Another prominent faculty member and instrumental leader of the Walkouts is teacher Sal Castro, who arrived at Lincoln High in 1964. He soon observed the need for bilingual education, a more culturally sensitive academic curriculum, and access to college preparatory coursework for Mexican-American students, whom he felt were left behind by the school district.
By January 1968, Castro began encouraging his students to demand improvements in the quality of education in LAUSD’s Eastside schools. In addition to mentoring students, he organized community members to support the students’ efforts. According to the Los Angeles Times, he was the only teacher to publicly participate and back students’ complaints to news media and school district officials. Castro was among the “East L.A. 13” who were arrested, jailed, and later exonerated on felony conspiracy charges for “disturbing the peace” during the Walkouts.
Our Position
The modernization of Lincoln High School is part of a district-wide Facilities Bond program to address critical safety concerns and support the educational programs at LAUSD schools. In 2019, LAUSD proposed its plan to invest $233M to upgrade the historic campus, which included demolition of some classroom buildings, construction of a new classroom building and a Performing Arts Building, and seismic retrofit and modernization of the Administration Building, Home Economics Building, Auditorium, Gymnasium, and pedestrian bridge.
As a member of the Project Advisory Group, the Conservancy provided input regarding the project’s impacts to the historic Lincoln High campus, which included concern over the potential loss of character-defining interior spaces in the buildings slated for seismic retrofit and modernization. We also responded to the Initial Study/Mitigated Negative Declaration to advocate for preservation of historic features. The project was approved by LAUSD in January 2021.

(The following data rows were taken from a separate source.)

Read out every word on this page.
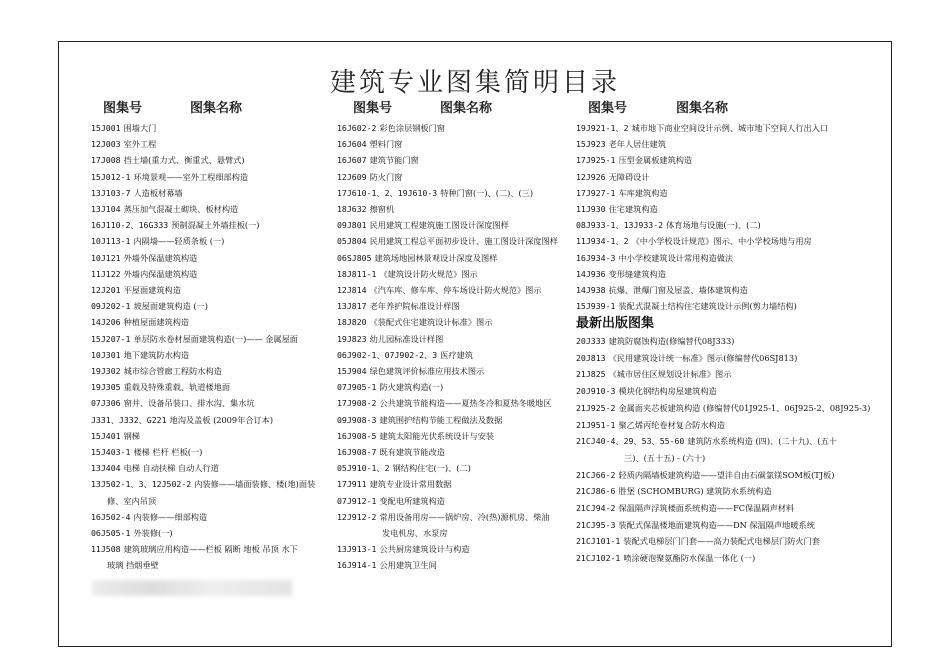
建筑专业图集简明目录
图集号	图集名称	图集号	图集名称	图集号	图集名称
15J001 围墙大门
12J003 室外工程
17J008 挡土墙(重力式、衡重式、悬臂式)
15J012-1 环境景观——室外工程细部构造
13J103-7 人造板材幕墙
13J104 蒸压加气混凝土砌块、板材构造
16J110-2、16G333 预制混凝土外墙挂板(一)
10J113-1 内隔墙——轻质条板 (一)
10J121 外墙外保温建筑构造
11J122 外墙内保温建筑构造
12J201 平屋面建筑构造
09J202-1 坡屋面建筑构造 (一)
14J206 种植屋面建筑构造
15J207-1 单层防水卷材屋面建筑构造(一)—— 金属屋面
10J301 地下建筑防水构造
19J302 城市综合管廊工程防水构造
19J305 重载及特殊重载、轨道楼地面
07J306 窗井、设备吊装口、排水沟、集水坑
J331、J332、G221 地沟及盖板 (2009年合订本)
15J401 钢梯
15J403-1 楼梯 栏杆 栏板(一)
13J404 电梯 自动扶梯 自动人行道
13J502-1、3、12J502-2 内装修——墙面装修、楼(地)面装
修、室内吊顶
16J502-4 内装修——细部构造
06J505-1 外装修(一)
11J508 建筑玻璃应用构造——栏板 隔断 地板 吊顶 水下
玻璃 挡烟垂壁
16J602-2 彩色涂层钢板门窗
16J604 塑料门窗
16J607 建筑节能门窗
12J609 防火门窗
17J610-1、2、19J610-3 特种门窗(一)、(二)、(三)
18J632 擦窗机
09J801 民用建筑工程建筑施工图设计深度图样
05J804 民用建筑工程总平面初步设计、施工图设计深度图样
06SJ805 建筑场地园林景观设计深度及图样
18J811-1 《建筑设计防火规范》图示
12J814 《汽车库、修车库、停车场设计防火规范》图示
13J817 老年养护院标准设计样图
18J820 《装配式住宅建筑设计标准》图示
19J823 幼儿园标准设计样图
06J902-1、07J902-2、3 医疗建筑
15J904 绿色建筑评价标准应用技术图示
07J905-1 防火建筑构造(一)
17J908-2 公共建筑节能构造——夏热冬冷和夏热冬暖地区
09J908-3 建筑围护结构节能工程做法及数据
16J908-5 建筑太阳能光伏系统设计与安装
16J908-7 既有建筑节能改造
05J910-1、2 钢结构住宅(一)、(二)
17J911 建筑专业设计常用数据
07J912-1 变配电所建筑构造
12J912-2 常用设备用房——锅炉房、冷(热)源机房、柴油
发电机房、水泵房
13J913-1 公共厨房建筑设计与构造
16J914-1 公用建筑卫生间
19J921-1、2 城市地下商业空间设计示例、城市地下空间人行出入口
15J923 老年人居住建筑
17J925-1 压型金属板建筑构造
12J926 无障碍设计
17J927-1 车库建筑构造
11J930 住宅建筑构造
08J933-1、13J933-2 体育场地与设施(一)、(二)
11J934-1、2 《中小学校设计规范》图示、中小学校场地与用房
16J934-3 中小学校建筑设计常用构造做法
14J936 变形缝建筑构造
14J938 抗爆、泄爆门窗及屋盖、墙体建筑构造
15J939-1 装配式混凝土结构住宅建筑设计示例(剪力墙结构)
最新出版图集
20J333 建筑防腐蚀构造(修编替代08J333)
20J813 《民用建筑设计统一标准》图示(修编替代06SJ813)
21J825 《城市居住区规划设计标准》图示
20J910-3 模块化钢结构房屋建筑构造
21J925-2 金属面夹芯板建筑构造 (修编替代01J925-1、06J925-2、08J925-3)
21J951-1 聚乙烯丙纶卷材复合防水构造
21CJ40-4、29、53、55-60 建筑防水系统构造 (四)、(二十九)、(五十
三)、(五十五) - (六十)
21CJ66-2 轻质内隔墙板建筑构造——望沣自由石碳氯镁SOM板(TJ板)
21CJ86-6 胜堡 (SCHOMBURG) 建筑防水系统构造
21CJ94-2 保温隔声浮筑楼面系统构造——FC保温隔声材料
21CJ95-3 装配式保温楼地面建筑构造——DN 保温隔声地暖系统
21CJ101-1 装配式电梯层门门套——高力装配式电梯层门防火门套
21CJ102-1 喷涂硬泡聚氨酯防水保温一体化 (一)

The Conservancy has been encouraged by LAUSD’s preservation-minded approach to modernization at Lincoln High School and will track the process and progress made on the project, which is scheduled for completion in 2028.
Since 2018, the Conservancy’s Education Department has partnered with Lincoln High School to teach students about the history of their campus and neighborhood through the development of student-led walking tours.